Both data analytics and data visualization have their place in the world of business, offering unique benefits. Although they both actively deal with data, they are not the same, with one focusing on transforming data into insight, and the other focusing on transforming that insight into something visually easy to understand.
That said, the main benefit of business analytics for businesses are as follows:
- Trends – Business analytics allows companies to identify market trends as they’re beginning to happen. With this information, they can then adapt their strategy to ensure they align with the current market movement, creating unique opportunities that would not have been available to them without this branch of analytics.
- Customer Insight – Customers produce a continual stream of data when they interact with a company website. Using this information within data analytics, data scientists can reveal insight about customer habits, information about the popularity of certain products, or the efficiency of certain aspects of a company website.
- Competitor Analysis – alongside internal investigation, data analysts can access public company information to draw insight into competitor brands. Using this information, they’re able to compare internal business data with external competitor data, giving insight into market performance within the context of the entire industry.
As you can see, these benefits are all about finding insight from a seemingly unorganized mass of data.
On the other hand, the main benefits of business visualization are slightly more focused on the end result of these insights.
- Understanding – Unsurprisingly, in the world of business, not absolutely everyone is a numbers person. Although a data set may clearly point to certain conclusions on paper, some people will be unable to understand unless it is in a visual medium.
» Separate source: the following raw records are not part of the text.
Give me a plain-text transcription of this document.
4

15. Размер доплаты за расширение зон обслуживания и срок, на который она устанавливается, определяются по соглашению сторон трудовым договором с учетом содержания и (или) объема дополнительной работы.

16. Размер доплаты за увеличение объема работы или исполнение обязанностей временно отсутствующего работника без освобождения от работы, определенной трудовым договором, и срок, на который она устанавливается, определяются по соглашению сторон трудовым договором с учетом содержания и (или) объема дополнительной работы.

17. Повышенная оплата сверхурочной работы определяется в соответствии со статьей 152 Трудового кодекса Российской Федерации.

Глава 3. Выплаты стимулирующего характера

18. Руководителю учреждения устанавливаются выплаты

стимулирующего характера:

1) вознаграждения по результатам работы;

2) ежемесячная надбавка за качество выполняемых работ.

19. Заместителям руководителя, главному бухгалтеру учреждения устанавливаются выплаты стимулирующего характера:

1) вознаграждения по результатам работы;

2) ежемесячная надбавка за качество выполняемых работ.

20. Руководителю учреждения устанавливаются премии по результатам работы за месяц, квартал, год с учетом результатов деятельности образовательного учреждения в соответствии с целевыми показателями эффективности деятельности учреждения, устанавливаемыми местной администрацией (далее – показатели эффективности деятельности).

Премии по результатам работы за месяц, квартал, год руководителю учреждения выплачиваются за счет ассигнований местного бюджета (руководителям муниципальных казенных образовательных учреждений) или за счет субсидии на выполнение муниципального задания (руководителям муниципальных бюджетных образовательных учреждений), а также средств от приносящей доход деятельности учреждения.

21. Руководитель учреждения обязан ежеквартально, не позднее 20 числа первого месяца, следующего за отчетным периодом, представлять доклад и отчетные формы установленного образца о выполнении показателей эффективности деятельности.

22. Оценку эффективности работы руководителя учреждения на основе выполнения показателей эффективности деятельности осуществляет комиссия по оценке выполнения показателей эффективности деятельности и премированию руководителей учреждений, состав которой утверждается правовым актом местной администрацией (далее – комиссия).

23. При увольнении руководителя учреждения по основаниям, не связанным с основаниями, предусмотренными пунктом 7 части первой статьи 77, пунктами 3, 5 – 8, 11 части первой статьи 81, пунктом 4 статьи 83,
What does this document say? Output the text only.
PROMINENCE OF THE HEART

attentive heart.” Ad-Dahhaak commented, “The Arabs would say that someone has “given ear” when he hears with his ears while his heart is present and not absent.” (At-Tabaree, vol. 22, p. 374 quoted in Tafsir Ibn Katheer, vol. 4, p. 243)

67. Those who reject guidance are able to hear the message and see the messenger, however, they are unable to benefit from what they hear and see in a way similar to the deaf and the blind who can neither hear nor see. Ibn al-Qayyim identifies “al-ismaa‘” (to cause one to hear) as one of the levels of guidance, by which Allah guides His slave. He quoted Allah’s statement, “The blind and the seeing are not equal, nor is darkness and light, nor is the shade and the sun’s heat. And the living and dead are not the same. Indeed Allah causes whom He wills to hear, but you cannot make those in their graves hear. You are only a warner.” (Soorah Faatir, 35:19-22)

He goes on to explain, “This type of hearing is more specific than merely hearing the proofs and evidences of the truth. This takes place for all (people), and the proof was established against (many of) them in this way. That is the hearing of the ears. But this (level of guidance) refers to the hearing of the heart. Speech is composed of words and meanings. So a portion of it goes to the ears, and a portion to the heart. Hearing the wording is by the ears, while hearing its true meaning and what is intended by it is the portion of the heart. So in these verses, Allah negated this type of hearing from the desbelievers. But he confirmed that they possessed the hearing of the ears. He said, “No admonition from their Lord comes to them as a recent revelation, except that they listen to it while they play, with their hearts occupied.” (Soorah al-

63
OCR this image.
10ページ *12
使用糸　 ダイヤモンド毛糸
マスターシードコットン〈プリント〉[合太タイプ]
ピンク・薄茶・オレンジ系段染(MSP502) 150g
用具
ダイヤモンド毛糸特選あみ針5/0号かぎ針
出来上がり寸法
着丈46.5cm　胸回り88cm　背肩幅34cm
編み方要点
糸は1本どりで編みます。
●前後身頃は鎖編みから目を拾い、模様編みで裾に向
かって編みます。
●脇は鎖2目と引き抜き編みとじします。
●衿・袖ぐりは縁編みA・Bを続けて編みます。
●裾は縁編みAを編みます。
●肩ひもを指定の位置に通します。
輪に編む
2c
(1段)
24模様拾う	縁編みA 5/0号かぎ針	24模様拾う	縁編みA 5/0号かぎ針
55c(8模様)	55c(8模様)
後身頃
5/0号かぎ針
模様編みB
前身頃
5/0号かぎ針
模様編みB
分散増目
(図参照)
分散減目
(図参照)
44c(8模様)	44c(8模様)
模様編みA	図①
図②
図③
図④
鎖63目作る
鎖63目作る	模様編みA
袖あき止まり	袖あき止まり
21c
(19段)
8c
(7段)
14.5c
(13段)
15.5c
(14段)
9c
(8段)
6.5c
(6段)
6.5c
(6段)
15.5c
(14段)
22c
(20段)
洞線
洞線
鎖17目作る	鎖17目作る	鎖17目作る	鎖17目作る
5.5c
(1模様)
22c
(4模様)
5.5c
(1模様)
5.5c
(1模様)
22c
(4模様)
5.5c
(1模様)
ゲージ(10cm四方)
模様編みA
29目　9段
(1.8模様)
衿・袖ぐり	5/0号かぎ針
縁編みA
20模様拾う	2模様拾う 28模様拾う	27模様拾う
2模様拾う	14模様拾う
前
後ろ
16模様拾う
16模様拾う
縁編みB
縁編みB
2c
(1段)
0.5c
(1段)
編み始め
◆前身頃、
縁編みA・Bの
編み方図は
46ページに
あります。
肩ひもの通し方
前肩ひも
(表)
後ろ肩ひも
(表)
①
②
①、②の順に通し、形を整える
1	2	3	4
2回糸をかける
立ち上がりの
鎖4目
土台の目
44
Data visualization allows absolutely anyone to understand data as it is in its most communicable form.
- Rapid – The human brain processes visuals 60,000x faster than it does with numbers. With this in mind, converting data into a visual medium allows people to quickly comprehend what is going on, helping them to instantly draw their own conclusions and put them to use.
- Pattern Spotting – When data is communicated via a visual medium, both patterns and outliers within the final data are significantly easier to see. With this physical representation, relationships between different metrics may become apparent, helping those in business to concentrate on what they deem important for the business.
Data visualization uses insights to then communicate them in the very best way possible, helping to increase their effectiveness as the insights are more easily understood.
How Do These Fields Work Together?
While data visualization and data analytics are most definitely not the same thing, they do have a great deal of communication across fields, forming a symbiotic relationship.
The process always starts with data analysis, where large quantities of unstructured data are collected, compiled into readable formats, and then analyzed using AI and analysis tools. Most of the time, specific data sets are investigated with particular questions in mind. In the world of eCommerce, a possible question could be: “Where in our sales process are we leaking most customers?”
By conducting analysis of where customers are clicking out of the sales funnel most frequently, data analysts can find the answer to this question. With this, they’ll have generated an insight that they can pass on to data visualization.
Out of the these two forms of data engineering, data visualization typically follows after data analysis. This is due to the fact that to visualize a data insight, there needs to be a result to communicate. Of course, the insight is directly generated through analysis, which is why visualization always comes second.
To help a business understand what the insight that data analysts have found actually means, the data visualization team will transform it into a visual medium, such as a graph. From there, the visual medium is much easier for those not involved with data processing to understand, helping to then put those insights into action.
Over time, these two distinct forms of working with data help businesses to grow, hone their strategy, and continue to succeed in the competitive world of eCommerce.